Non-bot requests are always allowed regardless of mode. Invalid tokens are always blocked except in DISABLED mode.

Handler Result

When calling handleRequest manually, you receive a HandlerResult:
  • { action: "allow", headers?: ... }: The request should proceed.
  • { action: "block", status: number, body: string, headers: ... }: The request should be rejected with the provided response.

Error Handling

The SDK provides clear error reasons when a license is invalid. Common reasons include:
  • missing_license_token: No license was provided in the headers.
  • license_token_expired: The JWT exp claim is in the past.
  • invalid_license_audience: The token is valid but not for the requested URL.
  • license_signature_verification_failed: The token was tampered with or signed by an untrusted issuer.

Tips and Pitfalls

  • Performance: When using Cloudflare Workers, always pass the ExecutionContext (ctx) to the handlers. This allows the SDK to record analytics in the background without delaying the response to the user.
  • Singleton Pattern: The SupertabConnect constructor returns the existing instance if one was already created with the same API key.
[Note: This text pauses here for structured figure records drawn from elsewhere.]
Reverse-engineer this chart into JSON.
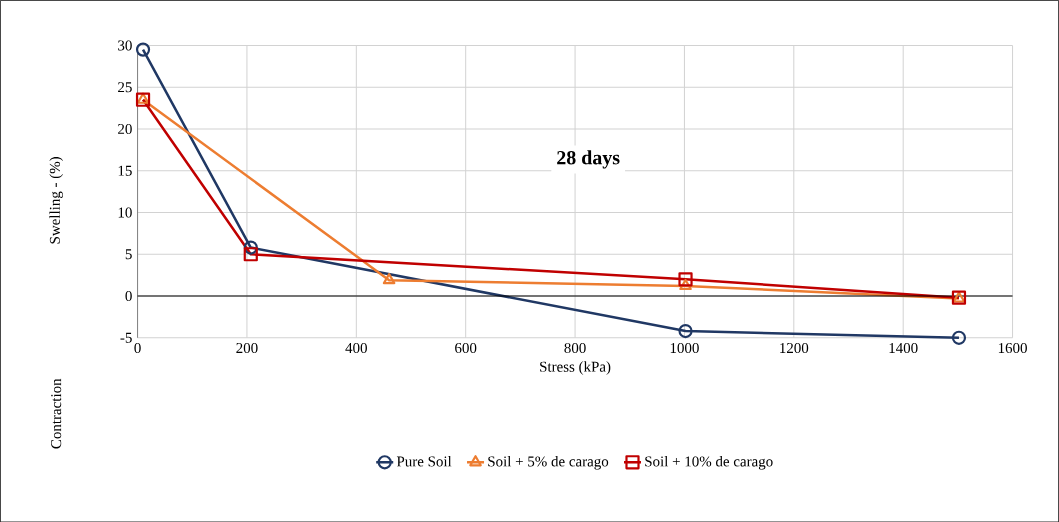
{
  "chart_data": {
    "type": "line",
    "xlabel": "Stress (kPa)",
    "ylabel": "Swelling -  (%)",
    "annotations": [
      "28 days",
      "Contraction"
    ],
    "series": [
      {
        "name": "Pure Soil",
        "color": "#203864",
        "marker": "circle",
        "x": [
          10,
          207,
          1002,
          1502
        ],
        "values": [
          29.5,
          5.8,
          -4.2,
          -5
        ]
      },
      {
        "name": "Soil + 5% de carago",
        "color": "#ed7d31",
        "marker": "triangle",
        "x": [
          10,
          460,
          1002,
          1502
        ],
        "values": [
          23.5,
          1.9,
          1.2,
          -0.3
        ]
      },
      {
        "name": "Soil + 10% de carago",
        "color": "#c00000",
        "marker": "square",
        "x": [
          10,
          207,
          1002,
          1502
        ],
        "values": [
          23.5,
          5,
          2,
          -0.2
        ]
      }
    ],
    "xlim": [
      0,
      1600
    ],
    "ylim": [
      -5,
      30
    ],
    "xticks": [
      0,
      200,
      400,
      600,
      800,
      1000,
      1200,
      1400,
      1600
    ],
    "yticks": [
      -5,
      0,
      5,
      10,
      15,
      20,
      25,
      30
    ],
    "grid": true,
    "legend": "bottom",
    "line_style": "solid"
  }
}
Use SupertabConnect.resetInstance() if you need to change configurations dynamically.
  • Custom Bot Detection: If you have specific traffic patterns (e.g., a known internal scraper), provide a custom botDetector function to prevent false positives.
  • No token required: obtainLicenseToken returning undefined is valid when usage matches content without server URL that permits that usage. Treat it as “no token needed”, not as an authentication failure.
  • Cache behavior: obtainLicenseToken caches license.xml by origin for 15 minutes and license tokens by client, token server, and matched URL pattern. Process restarts clear that cache.
import { defaultBotDetector } from "@getsupertab/supertab-connect-sdk";

const customDetector = (request: Request) => {
  const ua = request.headers.get("User-Agent");
  return ua?.includes("MyInternalBot") ? false : defaultBotDetector(request);
};

API Reference

Static Methods

  • cloudflareHandleRequests(request, env, ctx, options?): Cloudflare-specific handler.
  • fastlyHandleRequests(request, apiKey, backend, options?): Fastly-specific handler.
  • cloudfrontHandleRequests(event, options): CloudFront-specific handler.
  • verify(options): Pure token verification (no analytics).
  • obtainLicenseToken(options): Client-side token acquisition.

Instance Methods

  • handleRequest(request, ctx?): The core logic used by CDN handlers.
  • verifyAndRecord(options): Verifies a token and records the result to Supertab analytics.